Ça fait une heure que nous avons terminé le "jeu des questions" et ça fait une heure que j'essaie tant bien que mal de rendormir, en m'efforçant d'ignorer Zack qui n'arrête pas de faire du bruit.

-Je croyais avoir été claire quand je t'avais dit que je ne voulais plus aucun bruit.

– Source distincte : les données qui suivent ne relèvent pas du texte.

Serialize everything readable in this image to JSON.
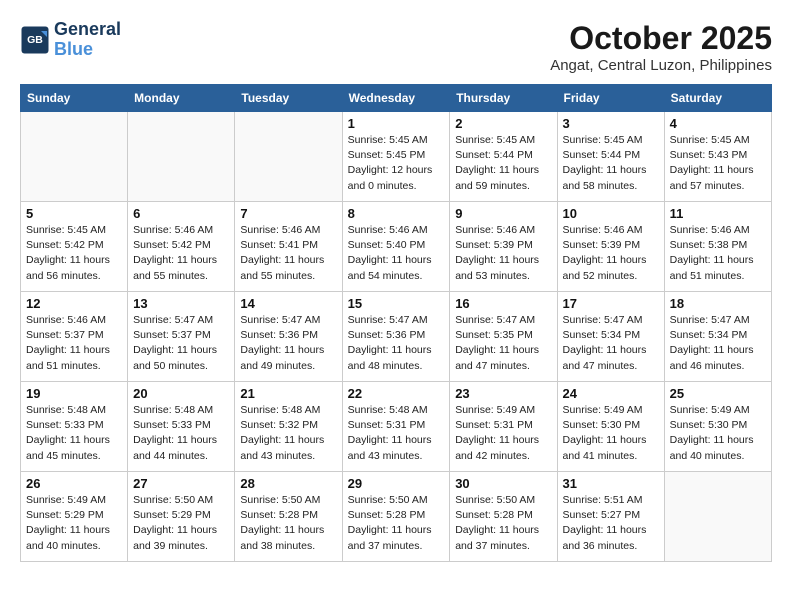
{
  "header": {
    "logo_line1": "General",
    "logo_line2": "Blue",
    "month": "October 2025",
    "location": "Angat, Central Luzon, Philippines"
  },
  "weekdays": [
    "Sunday",
    "Monday",
    "Tuesday",
    "Wednesday",
    "Thursday",
    "Friday",
    "Saturday"
  ],
  "weeks": [
    [
      {
        "day": "",
        "info": ""
      },
      {
        "day": "",
        "info": ""
      },
      {
        "day": "",
        "info": ""
      },
      {
        "day": "1",
        "info": "Sunrise: 5:45 AM\nSunset: 5:45 PM\nDaylight: 12 hours\nand 0 minutes."
      },
      {
        "day": "2",
        "info": "Sunrise: 5:45 AM\nSunset: 5:44 PM\nDaylight: 11 hours\nand 59 minutes."
      },
      {
        "day": "3",
        "info": "Sunrise: 5:45 AM\nSunset: 5:44 PM\nDaylight: 11 hours\nand 58 minutes."
      },
      {
        "day": "4",
        "info": "Sunrise: 5:45 AM\nSunset: 5:43 PM\nDaylight: 11 hours\nand 57 minutes."
      }
    ],
    [
      {
        "day": "5",
        "info": "Sunrise: 5:45 AM\nSunset: 5:42 PM\nDaylight: 11 hours\nand 56 minutes."
      },
      {
        "day": "6",
        "info": "Sunrise: 5:46 AM\nSunset: 5:42 PM\nDaylight: 11 hours\nand 55 minutes."
      },
      {
        "day": "7",
        "info": "Sunrise: 5:46 AM\nSunset: 5:41 PM\nDaylight: 11 hours\nand 55 minutes."
      },
      {
        "day": "8",
        "info": "Sunrise: 5:46 AM\nSunset: 5:40 PM\nDaylight: 11 hours\nand 54 minutes."
      },
      {
        "day": "9",
        "info": "Sunrise: 5:46 AM\nSunset: 5:39 PM\nDaylight: 11 hours\nand 53 minutes."
      },
      {
        "day": "10",
        "info": "Sunrise: 5:46 AM\nSunset: 5:39 PM\nDaylight: 11 hours\nand 52 minutes."
      },
      {
        "day": "11",
        "info": "Sunrise: 5:46 AM\nSunset: 5:38 PM\nDaylight: 11 hours\nand 51 minutes."
      }
    ],
    [
      {
        "day": "12",
        "info": "Sunrise: 5:46 AM\nSunset: 5:37 PM\nDaylight: 11 hours\nand 51 minutes."
      },
      {
        "day": "13",
        "info": "Sunrise: 5:47 AM\nSunset: 5:37 PM\nDaylight: 11 hours\nand 50 minutes."
      },
      {
        "day": "14",
        "info": "Sunrise: 5:47 AM\nSunset: 5:36 PM\nDaylight: 11 hours\nand 49 minutes."
      },
      {
        "day": "15",
        "info": "Sunrise: 5:47 AM\nSunset: 5:36 PM\nDaylight: 11 hours\nand 48 minutes."
      },
      {
        "day": "16",
        "info": "Sunrise: 5:47 AM\nSunset: 5:35 PM\nDaylight: 11 hours\nand 47 minutes."
      },
      {
        "day": "17",
        "info": "Sunrise: 5:47 AM\nSunset: 5:34 PM\nDaylight: 11 hours\nand 47 minutes."
      },
      {
        "day": "18",
        "info": "Sunrise: 5:47 AM\nSunset: 5:34 PM\nDaylight: 11 hours\nand 46 minutes."
      }
    ],
    [
      {
        "day": "19",
        "info": "Sunrise: 5:48 AM\nSunset: 5:33 PM\nDaylight: 11 hours\nand 45 minutes."
      },
      {
        "day": "20",
        "info": "Sunrise: 5:48 AM\nSunset: 5:33 PM\nDaylight: 11 hours\nand 44 minutes."
      },
      {
        "day": "21",
        "info": "Sunrise: 5:48 AM\nSunset: 5:32 PM\nDaylight: 11 hours\nand 43 minutes."
      },
      {
        "day": "22",
        "info": "Sunrise: 5:48 AM\nSunset: 5:31 PM\nDaylight: 11 hours\nand 43 minutes."
      },
      {
        "day": "23",
        "info": "Sunrise: 5:49 AM\nSunset: 5:31 PM\nDaylight: 11 hours\nand 42 minutes."
      },
      {
        "day": "24",
        "info": "Sunrise: 5:49 AM\nSunset: 5:30 PM\nDaylight: 11 hours\nand 41 minutes."
      },
      {
        "day": "25",
        "info": "Sunrise: 5:49 AM\nSunset: 5:30 PM\nDaylight: 11 hours\nand 40 minutes."
      }
    ],
    [
      {
        "day": "26",
        "info": "Sunrise: 5:49 AM\nSunset: 5:29 PM\nDaylight: 11 hours\nand 40 minutes."
      },
      {
        "day": "27",
        "info": "Sunrise: 5:50 AM\nSunset: 5:29 PM\nDaylight: 11 hours\nand 39 minutes."
      },
      {
        "day": "28",
        "info": "Sunrise: 5:50 AM\nSunset: 5:28 PM\nDaylight: 11 hours\nand 38 minutes."
      },
      {
        "day": "29",
        "info": "Sunrise: 5:50 AM\nSunset: 5:28 PM\nDaylight: 11 hours\nand 37 minutes."
      },
      {
        "day": "30",
        "info": "Sunrise: 5:50 AM\nSunset: 5:28 PM\nDaylight: 11 hours\nand 37 minutes."
      },
      {
        "day": "31",
        "info": "Sunrise: 5:51 AM\nSunset: 5:27 PM\nDaylight: 11 hours\nand 36 minutes."
      },
      {
        "day": "",
        "info": ""
      }
    ]
  ]
}
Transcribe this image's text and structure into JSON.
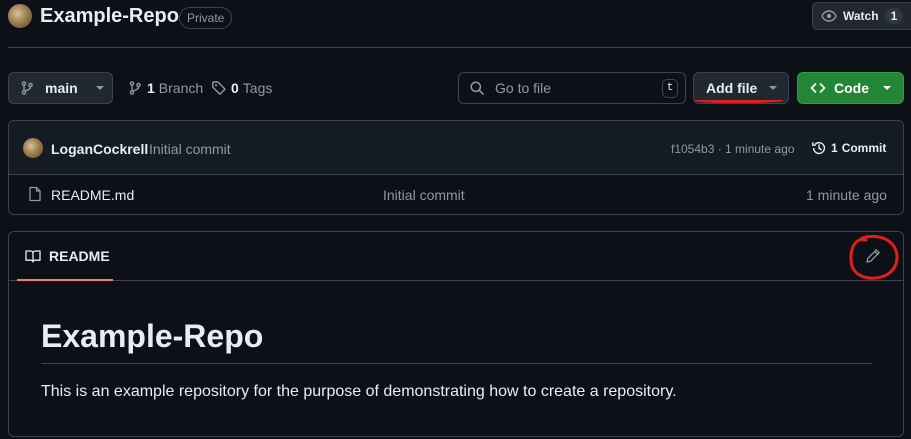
{
  "header": {
    "repo_name": "Example-Repo",
    "visibility_badge": "Private",
    "watch_label": "Watch",
    "watch_count": "1"
  },
  "toolbar": {
    "branch_name": "main",
    "branch_count": "1",
    "branch_label": "Branch",
    "tag_count": "0",
    "tag_label": "Tags",
    "goto_placeholder": "Go to file",
    "goto_shortcut": "t",
    "add_file_label": "Add file",
    "code_label": "Code"
  },
  "latest_commit": {
    "author": "LoganCockrell",
    "message": "Initial commit",
    "hash_time": "f1054b3 · 1 minute ago",
    "commit_count": "1",
    "commit_label": "Commit"
  },
  "files": [
    {
      "name": "README.md",
      "message": "Initial commit",
      "time": "1 minute ago"
    }
  ],
  "readme": {
    "tab_label": "README",
    "heading": "Example-Repo",
    "body": "This is an example repository for the purpose of demonstrating how to create a repository."
  },
  "colors": {
    "background": "#0d1117",
    "border": "#3d444d",
    "code_button": "#238636",
    "tab_underline": "#f78166",
    "annotation_red": "#e01e1e"
  }
}
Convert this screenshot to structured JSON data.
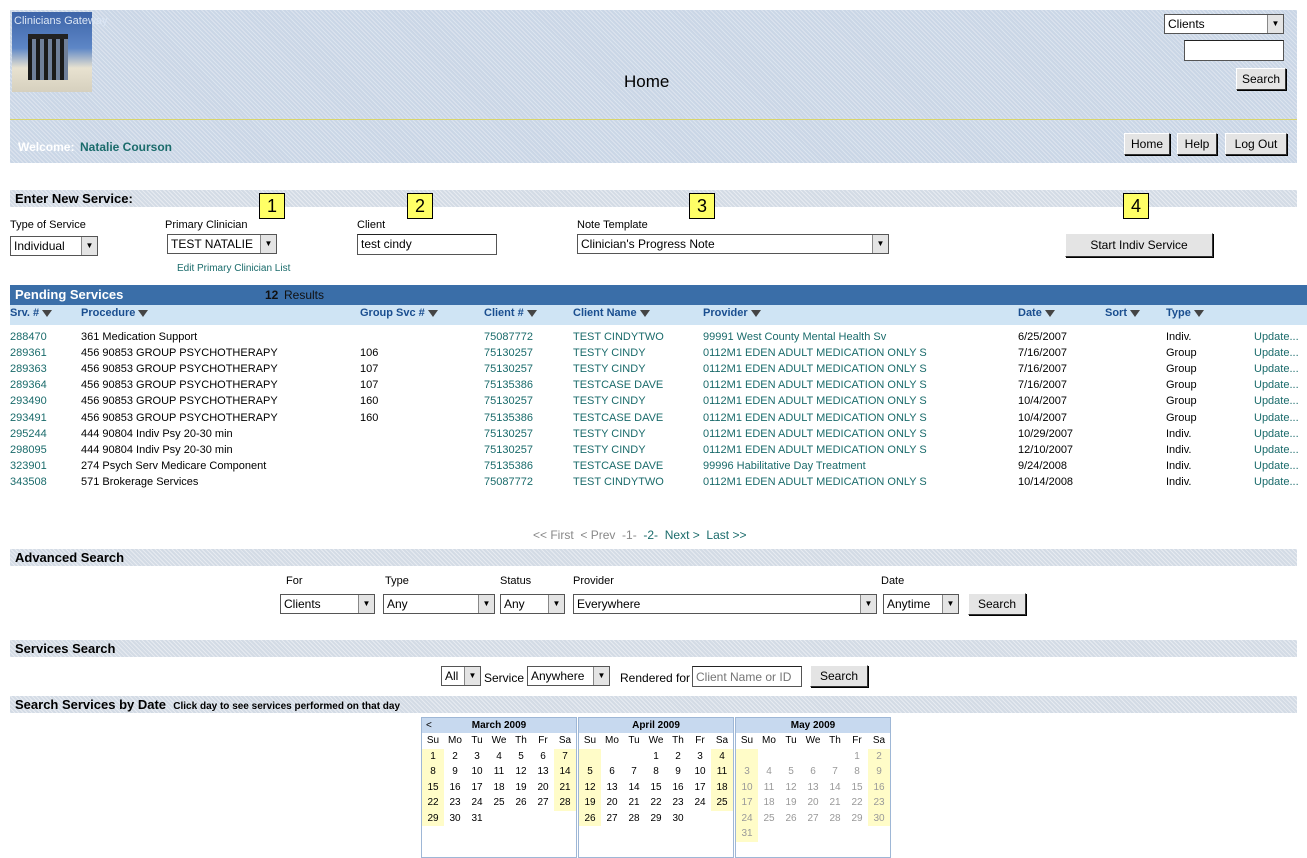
{
  "header": {
    "logo_text": "Clinicians Gateway",
    "title": "Home",
    "search_scope": "Clients",
    "search_button": "Search",
    "welcome_label": "Welcome:",
    "user_name": "Natalie Courson",
    "nav": [
      "Home",
      "Help",
      "Log Out"
    ]
  },
  "new_service": {
    "title": "Enter New Service:",
    "type_label": "Type of Service",
    "type_value": "Individual",
    "clinician_label": "Primary Clinician",
    "clinician_value": "TEST NATALIE",
    "edit_link": "Edit Primary Clinician List",
    "client_label": "Client",
    "client_value": "test cindy",
    "template_label": "Note Template",
    "template_value": "Clinician's Progress Note",
    "start_button": "Start Indiv Service",
    "callouts": [
      "1",
      "2",
      "3",
      "4"
    ]
  },
  "pending": {
    "title": "Pending Services",
    "count": "12",
    "count_label": "Results",
    "columns": [
      "Srv. #",
      "Procedure",
      "Group Svc #",
      "Client #",
      "Client Name",
      "Provider",
      "Date",
      "Sort",
      "Type"
    ],
    "rows": [
      {
        "srv": "288470",
        "proc": "361 Medication Support",
        "grp": "",
        "client": "75087772",
        "name": "TEST CINDYTWO",
        "provider": "99991 West County Mental Health Sv",
        "date": "6/25/2007",
        "type": "Indiv.",
        "action": "Update..."
      },
      {
        "srv": "289361",
        "proc": "456 90853 GROUP PSYCHOTHERAPY",
        "grp": "106",
        "client": "75130257",
        "name": "TESTY CINDY",
        "provider": "0112M1 EDEN ADULT MEDICATION ONLY S",
        "date": "7/16/2007",
        "type": "Group",
        "action": "Update..."
      },
      {
        "srv": "289363",
        "proc": "456 90853 GROUP PSYCHOTHERAPY",
        "grp": "107",
        "client": "75130257",
        "name": "TESTY CINDY",
        "provider": "0112M1 EDEN ADULT MEDICATION ONLY S",
        "date": "7/16/2007",
        "type": "Group",
        "action": "Update..."
      },
      {
        "srv": "289364",
        "proc": "456 90853 GROUP PSYCHOTHERAPY",
        "grp": "107",
        "client": "75135386",
        "name": "TESTCASE DAVE",
        "provider": "0112M1 EDEN ADULT MEDICATION ONLY S",
        "date": "7/16/2007",
        "type": "Group",
        "action": "Update..."
      },
      {
        "srv": "293490",
        "proc": "456 90853 GROUP PSYCHOTHERAPY",
        "grp": "160",
        "client": "75130257",
        "name": "TESTY CINDY",
        "provider": "0112M1 EDEN ADULT MEDICATION ONLY S",
        "date": "10/4/2007",
        "type": "Group",
        "action": "Update..."
      },
      {
        "srv": "293491",
        "proc": "456 90853 GROUP PSYCHOTHERAPY",
        "grp": "160",
        "client": "75135386",
        "name": "TESTCASE DAVE",
        "provider": "0112M1 EDEN ADULT MEDICATION ONLY S",
        "date": "10/4/2007",
        "type": "Group",
        "action": "Update..."
      },
      {
        "srv": "295244",
        "proc": "444 90804 Indiv Psy 20-30 min",
        "grp": "",
        "client": "75130257",
        "name": "TESTY CINDY",
        "provider": "0112M1 EDEN ADULT MEDICATION ONLY S",
        "date": "10/29/2007",
        "type": "Indiv.",
        "action": "Update..."
      },
      {
        "srv": "298095",
        "proc": "444 90804 Indiv Psy 20-30 min",
        "grp": "",
        "client": "75130257",
        "name": "TESTY CINDY",
        "provider": "0112M1 EDEN ADULT MEDICATION ONLY S",
        "date": "12/10/2007",
        "type": "Indiv.",
        "action": "Update..."
      },
      {
        "srv": "323901",
        "proc": "274 Psych Serv Medicare Component",
        "grp": "",
        "client": "75135386",
        "name": "TESTCASE DAVE",
        "provider": "99996 Habilitative Day Treatment",
        "date": "9/24/2008",
        "type": "Indiv.",
        "action": "Update..."
      },
      {
        "srv": "343508",
        "proc": "571 Brokerage Services",
        "grp": "",
        "client": "75087772",
        "name": "TEST CINDYTWO",
        "provider": "0112M1 EDEN ADULT MEDICATION ONLY S",
        "date": "10/14/2008",
        "type": "Indiv.",
        "action": "Update..."
      }
    ],
    "pager": {
      "first": "<< First",
      "prev": "< Prev",
      "p1": "-1-",
      "p2": "-2-",
      "next": "Next >",
      "last": "Last >>"
    }
  },
  "advanced": {
    "title": "Advanced Search",
    "for_label": "For",
    "for_value": "Clients",
    "type_label": "Type",
    "type_value": "Any",
    "status_label": "Status",
    "status_value": "Any",
    "provider_label": "Provider",
    "provider_value": "Everywhere",
    "date_label": "Date",
    "date_value": "Anytime",
    "button": "Search"
  },
  "services_search": {
    "title": "Services Search",
    "scope": "All",
    "service_label": "Service",
    "service_value": "Anywhere",
    "rendered_label": "Rendered for",
    "placeholder": "Client Name or ID",
    "button": "Search"
  },
  "by_date": {
    "title": "Search Services by Date",
    "hint": "Click day to see services performed on that day",
    "prev": "<",
    "days": [
      "Su",
      "Mo",
      "Tu",
      "We",
      "Th",
      "Fr",
      "Sa"
    ],
    "months": [
      {
        "name": "March 2009",
        "offset": 0,
        "count": 31,
        "dim": false
      },
      {
        "name": "April 2009",
        "offset": 3,
        "count": 30,
        "dim": false
      },
      {
        "name": "May 2009",
        "offset": 5,
        "count": 31,
        "dim": true
      }
    ]
  }
}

La fin de notre jeu ne s'est pas bien terminé et l'envie d'être gentille et agréable avec lui m'est totalement passée.
Suite à mes questions, Zack m'en a posé des très personnelles auxquelles je ne m'étais pas du tout préparé. Ses questions étaient beaucoup plus profondes et organisées que les miennes, et résultat : au lieu de se retrouver avec cinq malheureuses réponses comme moi, Zack doit au moins connaître toute ma vie. À peut-être quelques détails près, mais quand même.
Il sait pour mon géniteur qui m'a battu toute mon enfance, pour ma mère qui est...décédée, et pour Maverick, mon premier amour.
J'ai tellement été prise au dépourvu par ses questions et par la vague d'émotions incontrôlables qui m'a submergé, que je me suis lamentablement mise à pleurer. Comme une ridicule petite fille.
Et j'en veux à Zack pour ça. Je suis en colère contre lui pour avoir appuyer là où ça fait mal et pour m'avoir regarder pleurer, silencieusement​. Il a brisé mes défenses mentales en seulement quelques coups de marteau, comme si, finalement, je n'étais pas si solide que ça.
Pour essayer de me consoler, Zack m'a dit que de toute façon il avait deviné qu'on m'avait déjà "taper sur la gueule". “Je te trouve étonnement courageuse et forte pour ton âge”, m'a-t-il dit. Il m'a avoué avoir remarqué chez moi que je me crispait dès que Shane faisait des mouvements brusques autour de moi. “Les gens sur qui on a déjà levé la main réagisse souvent comme ça. C'est comme un réflexe”.
J'ai encore eu plus de mal à m'arrêter de pleurer. Tu parles d'une consolation.
Je ne me suis sentie que plus pathétique.
Voyant que ça ne m'aidait pas, et comme il s'en voulait d'avoir évoqué le sujet douloureux que sont les parents, il a finalement accepté de le révéler ce qu'étaient ces fameux jetons jaunes. Il m'a d'abord demandé où j'en avais entendu parler et je lui ai répondu que j'avais surpris Léna plusieurs fois en train d'en récupérer avec des garçons. Ses sourcils se sont haussés en une expression mi-surpris, mi-gêné et il a baissé la tête pour dissimuler son petit sourire naissant.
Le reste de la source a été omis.